"The Shards": Diese Serie könnte "Euphoria"-Fans gefallen
Wer die düstere Stimmung von Euphoria vermisst, bekommt jetzt Nachschub: Am 6. August 2026 startete Ryan Murphys (60) neue Serie "The Shards" bei Disney+. Die Vorlage liefert der gleichnamige, autofiktionale Bestseller von Bret Easton Ellis (62). Die Handlung spielt in den 1980er-Jahren an einer Privatschule in Kalifornien. Im Zentrum steht eine fiktionalisierte Version des Autors, gespielt von Igby Rigney. Als der geheimnisvolle Neuzugang Robert Mallory, gespielt von Homer (26) Gere, an der Schule auftaucht, gerät Brets Leben komplett aus den Fugen. Parallel dazu treibt ein Serienmörder sein Unwesen und versetzt Bret, seine Partnerin Debbie und den gesamten Freundeskreis in Angst. Die Mischung aus Coming-of-Age-Erzählung, Achtzigerjahre-Setting, Serienkiller-Mystery und deutlichen Horrorelementen hebt das Projekt trotz aller Parallelen zu "Euphoria" von klassischen Teenieserien ab.
Murphys Handschrift ist dabei laut kino.de kaum zu übersehen: schrille Figuren, unerwartet komische Momente, überraschende Wendungen und eine Atmosphäre, die von Folge zu Folge finsterer wird. Auch Assoziationen zu "Cruel Summer" liegen nahe. Der Cast selbst sieht die Serie allerdings nicht als bloßen "Euphoria"-Abklatsch. Igby führt die Eigenständigkeit vor allem auf die literarische Vorlage und den unverwechselbaren Stil von "American Psycho"-Autor Bret Easton Ellis zurück. Homer betonte im Rahmen eines Cast-Interviews in Berlin den Genremix: "Ich finde, dass 'The Shards' ein viel stärker ausgeprägtes Horror- beziehungsweise Gruselelement hat. Das unterscheidet sie von anderen Coming-of-Age-Serien. Und genau das liegt Ryan besonders – diese Aspekte gehören zu seinen größten Stärken." Hayes hob dort außerdem das Spiel mit Wahrnehmung und Wahrheit hervor: "Es steckt so viel darin, dass selbst ich mich noch frage, was tatsächlich vorgefallen ist, was real ist und was nicht. Die 1980er waren eine völlig verrückte Zeit."
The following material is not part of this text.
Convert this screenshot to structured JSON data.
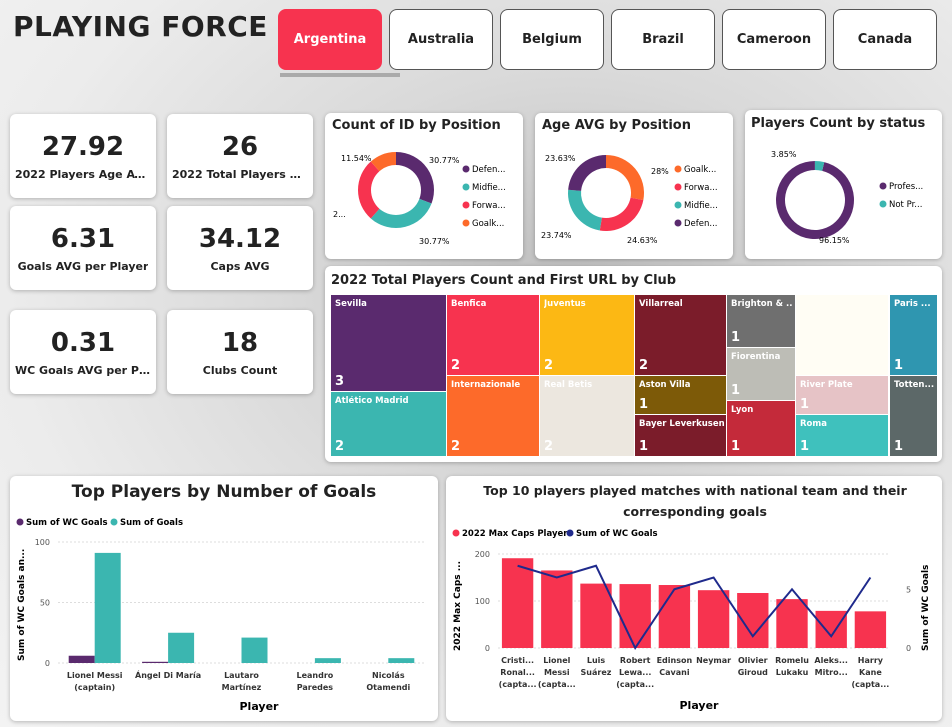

Die düsteren Geschichten gingen an den Darstellern nicht spurlos vorbei. Hayes erzählte, dass sie nach Drehtagen von bis zu 18 Stunden immer schwerer von ihrer Rolle loslassen konnte – je weiter die Handlung fortschritt, desto bedrückender wurde die Stimmung am Set. Homer wählte einen anderen Weg und schuf bewusst Abstand zwischen den einzelnen Takes und Drehtagen. So wollte er verhindern, dass ihn die spannungsgeladenen Beziehungen der Figuren dauerhaft in einem extrem intensiven Zustand halten. Herausfordernd war für ihn zunächst auch das widersprüchliche Verhalten seiner Figur: Weil ihm ein fester Anhaltspunkt für Robert fehlte, musste er immer wieder neu bestimmen, wie dieser den unterschiedlichen Menschen in seinem Umfeld begegnet. Später empfand der Schauspieler diese Offenheit jedoch als Chance, die Rolle freier zu gestalten.